We conclude that high-sensitivity cardiac troponin assays can be used to predict future risk of coronary heart disease and to assess response to statin therapy. Therefore, serial troponin measurements appear to have major potential to monitor risk and assess the impact of established or novel therapeutic interventions on future coronary heart disease risk.

The association between troponin and coronary heart disease risk is nonlinear, with an apparent threshold at 5.2 ng/l that identifies those 2 to 3 times more likely to have a coronary event over 15 years. This is consistent with findings from other cohorts using the same assay, in which receiver-operating curve analysis identified a threshold of 6 ng/l in a randomized trial population with established coronary heart disease and 7 ng/l in men who participated in the Scottish Heart Health Study.

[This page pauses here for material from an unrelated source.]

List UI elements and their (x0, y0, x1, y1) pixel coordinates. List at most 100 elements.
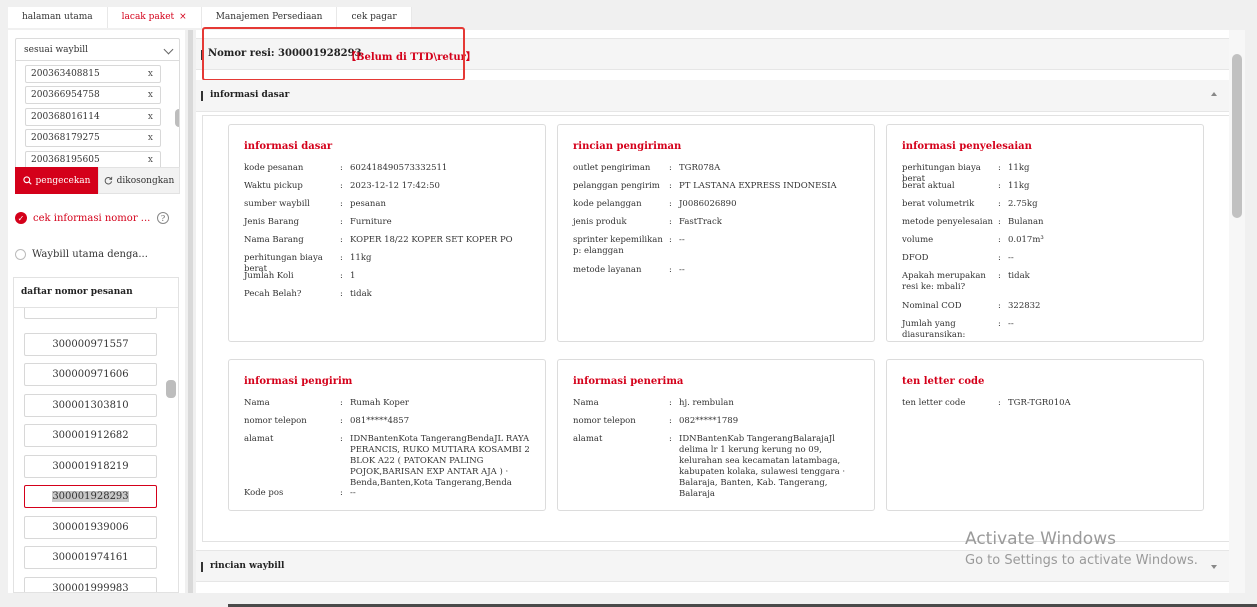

Although LDL cholesterol level is currently used to select patients for statin therapy and to monitor treatment response, it was notable that neither baseline nor change in LDL cholesterol predicted future coronary events. Importantly, pravastatin more than doubled the likelihood of a reduction in troponin concentration and this appeared to be independent of LDL cholesterol lowering. 

In addition to reducing serum cholesterol concentrations, statins reduce the levels of other oxidized proteins, improve endothelial nitric oxide bioavailability, and slow progression of atherosclerosis. Our observations suggest the preventative effects of statin therapy are mediated in part by these other mechanisms.

Cardiac troponin I is an independent predictor of coronary heart disease events in middle-aged hypercholesterolemic men without prior myocardial infarction. Troponin concentrations are reduced by statin therapy, and reductions in troponin concentrations are associated with better outcomes independent of LDL cholesterol lowering. These findings suggest that high-sensitivity cardiac troponin has major potential to identify those at greatest risk and to assess their response to interventions for the prevention of coronary heart disease.

Finally, serial high-sensitivity troponin concentrations may represent a new paradigm in the assessment of the efficacy and safety of novel cardiovascular and noncardiovascular therapies.